De notre correspondante
à New York
LA DEPENDANCE tabagique est due à la nicotine contenue dans les feuilles de tabac. Quelques secondes après l'inhalation de la fumée de cigarette, la nicotine diffuse dans le cerveau et agit sur les récepteurs nicotiniques (nAChR) des neurones. Ces récepteurs postsynaptiques sont normalement activés par l'acétylcholine, qui, immédiatement après, est dégradée dans la synapse. Mais la nicotine, qui mime l'acétylcholine, n'est pas dégradée.
Comme l'explique le Dr Henry Lester, professeur de biologie à l'institut californien de technologie à Pasadena, qui a dirigé ce travail, « la nicotine persiste dans la synapse pendant quelques minutes plutôt que quelques millisecondes, elle stimule une décharge prolongée des neurones postsynaptiques, ce qui libère de grandes quantités de dopamine (messager chimique de la sensation de plaisir) . La majorité des scientifiques pensent que c'est une des raisons majeures pour lesquelles la nicotine crée une telle dépendance ».
Toutefois, le mécanisme conduisant à la dépendance reste mal compris. En premier lieu, on ignore exactement quels sous-types de récepteurs nicotiniques la déclenchent.
Les récepteurs nicotiniques sont des canaux à ions, formés de la réunion de 5 sous-unités. Or 12 sous-unités ont été identifiées (d'alpha 2 à alpha 10, et de bêta 2 à bêta 4) qui se combinent pour créer divers sous-types de récepteurs, dotés de propriétés fonctionnelles et pharmacologiques distinctes.
Effets gratifiants de la nicotine.
De précédents travaux ont montré que la souris knock-out (K.-O.) déficiente en sous-unité bêta 2 du récepteur est moins sensible à la dépendance à la nicotine. Tout récemment, il a été montré que l'inhibition, par un antagoniste, des récepteurs alpha 2/bêta 2 atténue également les effets gratifiants de la nicotine.

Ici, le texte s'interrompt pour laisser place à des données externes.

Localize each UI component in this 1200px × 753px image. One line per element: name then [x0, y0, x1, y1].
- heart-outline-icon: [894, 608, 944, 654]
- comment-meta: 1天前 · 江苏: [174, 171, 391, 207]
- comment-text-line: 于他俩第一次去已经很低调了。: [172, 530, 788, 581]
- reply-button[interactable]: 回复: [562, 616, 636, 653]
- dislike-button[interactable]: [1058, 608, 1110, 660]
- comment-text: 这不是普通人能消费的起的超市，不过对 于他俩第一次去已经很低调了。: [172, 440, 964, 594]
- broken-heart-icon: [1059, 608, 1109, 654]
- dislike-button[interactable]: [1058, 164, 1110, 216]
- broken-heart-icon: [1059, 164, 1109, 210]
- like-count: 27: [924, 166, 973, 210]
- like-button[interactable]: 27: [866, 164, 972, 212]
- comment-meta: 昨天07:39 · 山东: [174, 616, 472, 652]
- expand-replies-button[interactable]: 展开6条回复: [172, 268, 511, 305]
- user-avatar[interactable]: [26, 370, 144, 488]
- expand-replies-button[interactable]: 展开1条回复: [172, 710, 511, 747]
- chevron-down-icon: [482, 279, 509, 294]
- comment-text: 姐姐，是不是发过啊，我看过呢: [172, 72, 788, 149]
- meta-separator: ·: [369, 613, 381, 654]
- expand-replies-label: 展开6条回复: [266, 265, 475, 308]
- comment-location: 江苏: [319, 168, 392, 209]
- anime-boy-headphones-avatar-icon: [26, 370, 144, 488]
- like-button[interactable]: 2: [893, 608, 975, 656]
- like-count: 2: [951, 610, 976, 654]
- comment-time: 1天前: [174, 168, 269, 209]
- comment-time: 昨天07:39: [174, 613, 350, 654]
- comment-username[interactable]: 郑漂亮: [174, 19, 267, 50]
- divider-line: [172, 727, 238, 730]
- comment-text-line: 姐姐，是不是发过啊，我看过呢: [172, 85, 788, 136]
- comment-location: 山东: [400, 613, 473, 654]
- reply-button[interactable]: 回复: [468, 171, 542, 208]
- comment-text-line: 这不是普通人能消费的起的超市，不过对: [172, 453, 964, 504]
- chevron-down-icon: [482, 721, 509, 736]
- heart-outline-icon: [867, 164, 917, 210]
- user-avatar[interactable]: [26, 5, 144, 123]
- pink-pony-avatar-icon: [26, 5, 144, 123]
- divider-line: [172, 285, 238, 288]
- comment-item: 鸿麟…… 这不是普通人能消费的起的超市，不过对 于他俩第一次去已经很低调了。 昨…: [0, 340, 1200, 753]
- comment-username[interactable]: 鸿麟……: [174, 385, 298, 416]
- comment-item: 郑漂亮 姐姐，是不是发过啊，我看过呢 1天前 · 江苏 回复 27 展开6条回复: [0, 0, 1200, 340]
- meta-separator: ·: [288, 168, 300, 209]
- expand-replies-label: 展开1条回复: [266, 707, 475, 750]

Dans leur nouveau travail, publié dans la revue « Science », Tapper, Lester et coll. ont étudié la sous-unité alpha 4, par une approche complémentaire de la stratégie utilisée chez la souris K.-O.. Mais à la place de ce rongeur muté, ils ont mis au point une autre souris « knock-in hypersensible », en introduisant une mutation dans la sous-unité alpha 4 qui confère une plus grande affinité pour la nicotine.
Tandis que les animaux K.-O. fournissent des informations sur le besoin, les rongeurs knock-in hypersensibles informent sur la suffisance.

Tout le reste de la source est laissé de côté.